More Posing & Lighting; Tips To Help Flatter Your Subject—Part 3 Page 2

Close-Up Feminine Pose
In #6, we see the classic feminine head-and-shoulders portrait. Our subject is seated on a small stool and her body is turned away from the key light. She is leaning slightly back from the camera with her right shoulder higher than the left.


When posing your female subject, remind her to sit as tall as she can, to relax her shoulders, and to lean from the waist and from the back.

Just before taking this shot, I asked this model to pull her chin a bit forward toward the camera, turn her head a little toward the key light, and tilt the top of her head slightly toward her high shoulder.

Masculine Pose For Female
For a more authoritative look, you can position your female subject in a somewhat different manner. In #7, our subject's body now faces the main light. Notice how she is leaning slightly forward with her low shoulder closest to the camera, and
that her head is more perpendicular to her shoulders. Also note that the camera is now tilted slightly to improve the composition.


Posing The Male
Men tend not to be as receptive to posing direction as women, but if you can convince them that it will greatly improve the shot, you'll get much better results. In #8, our subject is square on to the camera with equal weight on both feet. Kind of stiff and boring, don't you think?


After a little posing direction, we now see our subject in a more relaxed, natural-looking position (#9).
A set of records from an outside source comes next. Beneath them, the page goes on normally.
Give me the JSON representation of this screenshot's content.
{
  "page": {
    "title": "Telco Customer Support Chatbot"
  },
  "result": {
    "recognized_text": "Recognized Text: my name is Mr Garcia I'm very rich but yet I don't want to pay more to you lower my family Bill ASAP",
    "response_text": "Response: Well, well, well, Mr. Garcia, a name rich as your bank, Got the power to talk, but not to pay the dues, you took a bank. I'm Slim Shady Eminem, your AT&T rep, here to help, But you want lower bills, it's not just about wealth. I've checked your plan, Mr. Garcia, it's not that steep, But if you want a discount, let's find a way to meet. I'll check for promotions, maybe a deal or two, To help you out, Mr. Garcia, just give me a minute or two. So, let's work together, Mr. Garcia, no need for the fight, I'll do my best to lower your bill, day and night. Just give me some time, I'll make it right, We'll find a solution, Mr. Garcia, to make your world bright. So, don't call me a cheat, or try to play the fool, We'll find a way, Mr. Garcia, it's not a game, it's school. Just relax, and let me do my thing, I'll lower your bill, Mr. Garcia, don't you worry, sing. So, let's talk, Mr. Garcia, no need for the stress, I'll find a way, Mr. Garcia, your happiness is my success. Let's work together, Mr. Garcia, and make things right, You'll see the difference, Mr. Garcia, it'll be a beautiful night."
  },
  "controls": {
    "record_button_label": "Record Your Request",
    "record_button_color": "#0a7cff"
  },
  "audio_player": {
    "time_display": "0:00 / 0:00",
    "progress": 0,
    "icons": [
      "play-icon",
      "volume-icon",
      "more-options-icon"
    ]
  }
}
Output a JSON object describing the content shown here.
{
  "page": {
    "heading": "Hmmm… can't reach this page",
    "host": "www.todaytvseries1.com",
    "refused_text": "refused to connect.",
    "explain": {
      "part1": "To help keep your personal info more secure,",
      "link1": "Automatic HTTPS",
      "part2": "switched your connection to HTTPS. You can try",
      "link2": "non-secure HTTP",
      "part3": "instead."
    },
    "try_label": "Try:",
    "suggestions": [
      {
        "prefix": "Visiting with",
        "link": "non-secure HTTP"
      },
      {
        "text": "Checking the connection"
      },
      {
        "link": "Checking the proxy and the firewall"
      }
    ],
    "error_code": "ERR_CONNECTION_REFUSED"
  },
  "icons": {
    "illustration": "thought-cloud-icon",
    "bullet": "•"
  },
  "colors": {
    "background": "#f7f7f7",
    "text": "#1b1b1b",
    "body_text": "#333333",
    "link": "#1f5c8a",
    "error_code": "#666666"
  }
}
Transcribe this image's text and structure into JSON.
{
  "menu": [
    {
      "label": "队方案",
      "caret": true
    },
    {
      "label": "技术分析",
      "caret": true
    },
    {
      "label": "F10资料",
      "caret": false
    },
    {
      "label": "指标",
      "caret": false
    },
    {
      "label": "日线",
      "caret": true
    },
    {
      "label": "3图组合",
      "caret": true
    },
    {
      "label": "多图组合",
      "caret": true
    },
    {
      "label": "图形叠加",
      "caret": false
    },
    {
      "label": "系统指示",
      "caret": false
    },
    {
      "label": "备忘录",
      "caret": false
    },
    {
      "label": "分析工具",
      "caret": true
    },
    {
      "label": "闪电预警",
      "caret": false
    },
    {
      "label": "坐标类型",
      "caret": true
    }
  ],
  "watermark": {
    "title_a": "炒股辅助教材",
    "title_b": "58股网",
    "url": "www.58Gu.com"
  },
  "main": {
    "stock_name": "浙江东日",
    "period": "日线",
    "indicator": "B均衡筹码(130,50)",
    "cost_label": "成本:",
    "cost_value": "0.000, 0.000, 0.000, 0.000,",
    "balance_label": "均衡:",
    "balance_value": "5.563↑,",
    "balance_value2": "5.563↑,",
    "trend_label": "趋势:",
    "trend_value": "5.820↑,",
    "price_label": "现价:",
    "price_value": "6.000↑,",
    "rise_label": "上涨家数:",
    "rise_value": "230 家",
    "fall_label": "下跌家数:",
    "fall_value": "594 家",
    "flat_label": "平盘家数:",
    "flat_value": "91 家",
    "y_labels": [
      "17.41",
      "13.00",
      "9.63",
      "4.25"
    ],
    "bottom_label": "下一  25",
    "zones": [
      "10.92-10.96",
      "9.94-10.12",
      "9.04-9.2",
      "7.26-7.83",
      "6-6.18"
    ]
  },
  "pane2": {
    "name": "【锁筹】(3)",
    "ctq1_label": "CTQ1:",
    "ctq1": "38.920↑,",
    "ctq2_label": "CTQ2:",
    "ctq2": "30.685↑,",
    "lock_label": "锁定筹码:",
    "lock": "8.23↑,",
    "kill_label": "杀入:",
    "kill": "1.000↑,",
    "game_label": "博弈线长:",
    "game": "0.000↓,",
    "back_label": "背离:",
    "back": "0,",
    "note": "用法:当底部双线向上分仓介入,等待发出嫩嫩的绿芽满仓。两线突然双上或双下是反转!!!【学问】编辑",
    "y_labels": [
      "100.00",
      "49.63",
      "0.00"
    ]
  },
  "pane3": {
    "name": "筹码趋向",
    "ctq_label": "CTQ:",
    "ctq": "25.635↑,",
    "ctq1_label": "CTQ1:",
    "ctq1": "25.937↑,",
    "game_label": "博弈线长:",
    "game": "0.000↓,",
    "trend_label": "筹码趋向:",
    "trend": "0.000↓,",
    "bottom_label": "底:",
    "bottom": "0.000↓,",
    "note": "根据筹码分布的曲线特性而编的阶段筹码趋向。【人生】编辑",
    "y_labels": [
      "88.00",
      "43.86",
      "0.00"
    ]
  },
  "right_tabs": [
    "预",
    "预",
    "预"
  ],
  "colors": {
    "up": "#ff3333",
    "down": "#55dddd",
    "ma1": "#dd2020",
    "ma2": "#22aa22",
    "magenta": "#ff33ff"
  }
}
Notice how the weight is shifted to the back leg, with the body turned a little to the main light. The head is perpendicular to the shoulders, which reflects a classic masculine pose.


For a more corporate look, this shot could be further improved with a suit coat, allowing the shirtsleeve to peek out of each coat arm.

Close-Up Of A Male
Remember the classic female pose demonstrated in #6? Well, here's the same pose with a male subject (#10). With the high shoulder forward and the head titled toward it, the overall look is not as flattering as it could be.


However, #11 shows how much better the classic masculine pose works for this male subject. Notice how he is leaning toward the camera and a little away from the main light? With the lens tilted slightly, it makes for a nice composition.